Another one, called thiopental, does not cause clumping at all because
its molecule is too big to fit inside the peptide's pocket."
The next step is to try to reproduce these results in a mouse model of Alzheimer's, to see if the in vivo effects are the same as the in vitro. Certainly an interesting area of research to keep an eye on.
Scientific American: What is junk DNA, and what is it worth?
A nice summary of why junk DNA is not junk was published a couple of days ago on the Scientific American website. In the past few weeks I've discussed on-and-off with a few people what junk DNA used to mean (and, more importantly, what it means now), and it would have been nice to be able to follow that up with an understandable resource for people to read. Here it is, and I hope others find it interesting. Don't forget: the interesting bits of the genomes (and epigenomes) are, well, all the bits!

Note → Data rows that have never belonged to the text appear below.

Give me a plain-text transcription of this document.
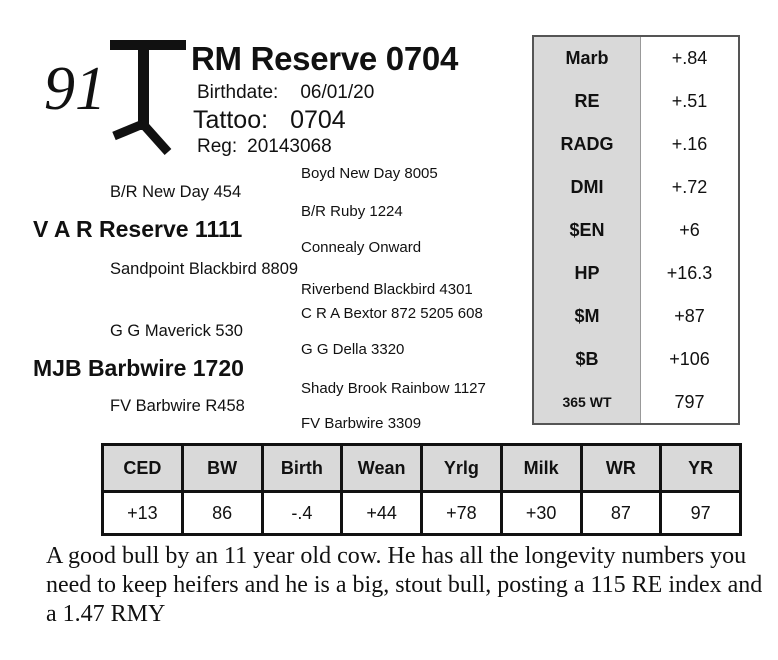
91	RM Reserve 0704
Birthdate: 06/01/20
Tattoo: 0704
Reg: 20143068
Boyd New Day 8005
B/R New Day 454
B/R Ruby 1224
V A R Reserve 1111
Connealy Onward
Sandpoint Blackbird 8809
Riverbend Blackbird 4301
C R A Bextor 872 5205 608
G G Maverick 530
G G Della 3320
MJB Barbwire 1720
Shady Brook Rainbow 1127
FV Barbwire R458
FV Barbwire 3309
Marb	+.84
RE	+.51
RADG	+.16
DMI	+.72
$EN	+6
HP	+16.3
$M	+87
$B	+106
365 WT	797
CED	BW	Birth	Wean	Yrlg	Milk	WR	YR
+13	86	-.4	+44	+78	+30	87	97
A good bull by an 11 year old cow. He has all the longevity numbers you need to keep heifers and he is a big, stout bull, posting a 115 RE index and a 1.47 RMY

As Nature reported on the 26th of October this year in the article of the same title as this entry, Polish scientists have released a letter of protest against their deputy education minister Mirosaw Orzechowski, who has stated that “the theory of evolution is a lie”. Orzechowski is a creationist and a member of the ultra-right-wing LPR party. Fellow party member Maciej Giertych is, according to Nature, “lobbying for obligatory inclusion of creationism in Polish biology curricula”. Fortunately, neither the general scientific population nor Poland’s minister of science agrees with this minister’s views, and the scientists who wrote the letter hope that their quick action will prevent lasting damage to the educational system.
It is not about what they believe — it is about them attempting to force that belief onto the science curriculum. Hopefully, the scientists and their open letter will win the day.